Total Received from Butter
The one independent and eleven cooperative creameries in the county during the year 1924, produced 4,834,513 pounds of butter, which was disposed of for a total sum of $1,940,-371.96. This is an increase of 1,110,456 pounds of butter over the preceding year and of receipts in the sum of $324,520.01. The running expenses of these creameries totaled $160,439.92. This is $37,047.60 less than in 1923.
The patrons were paid $1,669,864.66 for butterfat. This is an increase of $193,816.37 over the preceding year. The average net price paid for butterfat was 43.94 cents.
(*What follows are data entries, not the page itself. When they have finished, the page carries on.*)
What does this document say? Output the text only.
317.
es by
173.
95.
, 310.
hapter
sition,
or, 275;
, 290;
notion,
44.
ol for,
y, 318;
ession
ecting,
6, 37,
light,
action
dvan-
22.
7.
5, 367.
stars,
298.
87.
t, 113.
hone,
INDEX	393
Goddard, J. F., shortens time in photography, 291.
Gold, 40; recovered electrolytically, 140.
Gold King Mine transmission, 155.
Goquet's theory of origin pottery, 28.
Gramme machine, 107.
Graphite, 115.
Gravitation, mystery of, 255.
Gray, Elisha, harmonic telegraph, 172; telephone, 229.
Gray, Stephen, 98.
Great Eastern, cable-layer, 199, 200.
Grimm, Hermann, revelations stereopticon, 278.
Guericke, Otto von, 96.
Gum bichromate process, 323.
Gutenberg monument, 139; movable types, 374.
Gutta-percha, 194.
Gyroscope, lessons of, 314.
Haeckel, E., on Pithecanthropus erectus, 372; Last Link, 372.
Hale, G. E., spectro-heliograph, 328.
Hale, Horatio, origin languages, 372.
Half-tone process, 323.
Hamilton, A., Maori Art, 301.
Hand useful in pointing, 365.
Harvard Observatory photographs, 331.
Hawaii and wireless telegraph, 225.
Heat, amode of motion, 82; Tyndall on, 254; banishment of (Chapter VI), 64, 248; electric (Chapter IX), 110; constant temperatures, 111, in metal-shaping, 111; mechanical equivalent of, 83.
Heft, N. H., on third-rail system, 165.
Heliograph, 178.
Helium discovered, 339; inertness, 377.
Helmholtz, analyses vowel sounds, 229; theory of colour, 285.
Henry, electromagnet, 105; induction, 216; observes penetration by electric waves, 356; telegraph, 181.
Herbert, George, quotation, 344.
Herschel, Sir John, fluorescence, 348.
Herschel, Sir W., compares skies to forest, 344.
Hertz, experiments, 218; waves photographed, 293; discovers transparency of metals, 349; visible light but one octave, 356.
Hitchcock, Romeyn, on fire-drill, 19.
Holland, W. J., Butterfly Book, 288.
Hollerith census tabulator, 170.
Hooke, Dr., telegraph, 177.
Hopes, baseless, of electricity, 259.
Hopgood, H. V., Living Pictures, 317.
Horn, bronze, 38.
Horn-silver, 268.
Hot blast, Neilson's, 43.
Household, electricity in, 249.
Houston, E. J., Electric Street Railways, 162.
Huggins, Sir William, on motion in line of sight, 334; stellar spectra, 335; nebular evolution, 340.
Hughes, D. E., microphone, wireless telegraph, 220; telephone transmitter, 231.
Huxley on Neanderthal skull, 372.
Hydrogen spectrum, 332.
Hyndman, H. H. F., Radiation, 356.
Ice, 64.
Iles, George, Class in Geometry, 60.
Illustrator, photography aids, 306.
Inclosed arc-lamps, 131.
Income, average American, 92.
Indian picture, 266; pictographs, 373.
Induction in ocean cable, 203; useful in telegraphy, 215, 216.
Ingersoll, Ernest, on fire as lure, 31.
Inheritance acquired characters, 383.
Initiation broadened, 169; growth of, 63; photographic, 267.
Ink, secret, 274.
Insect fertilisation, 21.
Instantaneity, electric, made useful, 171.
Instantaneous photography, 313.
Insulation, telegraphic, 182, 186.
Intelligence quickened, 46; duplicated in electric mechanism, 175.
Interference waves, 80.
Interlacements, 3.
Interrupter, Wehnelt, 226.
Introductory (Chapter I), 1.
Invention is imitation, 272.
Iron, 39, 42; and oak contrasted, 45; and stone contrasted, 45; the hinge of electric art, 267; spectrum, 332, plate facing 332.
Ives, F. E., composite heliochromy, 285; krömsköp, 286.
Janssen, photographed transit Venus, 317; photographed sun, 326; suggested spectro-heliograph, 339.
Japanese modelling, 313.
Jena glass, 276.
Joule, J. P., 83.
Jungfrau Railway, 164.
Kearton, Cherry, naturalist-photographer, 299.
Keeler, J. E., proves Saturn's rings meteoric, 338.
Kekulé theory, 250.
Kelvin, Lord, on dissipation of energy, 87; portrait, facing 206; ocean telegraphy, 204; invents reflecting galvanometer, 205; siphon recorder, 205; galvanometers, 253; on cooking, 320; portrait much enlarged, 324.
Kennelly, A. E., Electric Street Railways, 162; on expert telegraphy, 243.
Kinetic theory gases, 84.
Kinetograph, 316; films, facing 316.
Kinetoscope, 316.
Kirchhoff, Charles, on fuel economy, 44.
In 1923 the average price was 43.35 cents. But few counties in the state had a higher average net price. The highest was in Carver county, where the average was 47.56 cents. The lowest was in Lake of the Woods county, where the average was 37 cents.
Number of Patrons
The number of patrons of the Brown county creameries during 1924 totaled 3,870 and the number of cows, which furnished the butterfat, was 23,364. This is in comparison with 2,580 patrons and 22,250 cows in 1923. Dairy interests are on the increase in Brown county. These bovines furnished 12,496,983 pounds of cream and 976,234 pounds of milk, from which 3,808,199 pounds of butterfat were derived. The average overrun was 23.32% and the average price received for a pound of butter was 40.17 cents.
The twelve creameries, operating in the county during 1924, were Albin Creamery Co.; Comfrey Farmers Creamery Ass’n.; Essig Co-operative Dairy Ass’n.; Evan Co-operative Creamery Ass’n.; Hanska & Linden Creamery Co.; Sleepy Eye Farmers Co-operative Creamery Ass’n.; Linden & Cottonwood Creamery Co.; New Ulm Farmers Cooperative Creamery Ass’n.; Sigel Cooperative Creamery Co.; Springfield Farmers’ Creamery Co., and the Stark Creamery Co. and Minnesota Central Creameries, Inc.
There has been an appreciable increase in the number of cows milked in Brown county since the census was taken in 1923, as noted above, as well as in the number of patrons of creameries. Farmers are going into dairying more and more each year, and together with diversified farming will place Brown county agriculturalists in a position to withstand crop failures in certain cereals, which is of frequent occurrence, as well as depressions of a financial nature, which are also of frequent occurrence. Diversification is one of the greatest salvations of the farmers of the northwest and they are diversifying each year.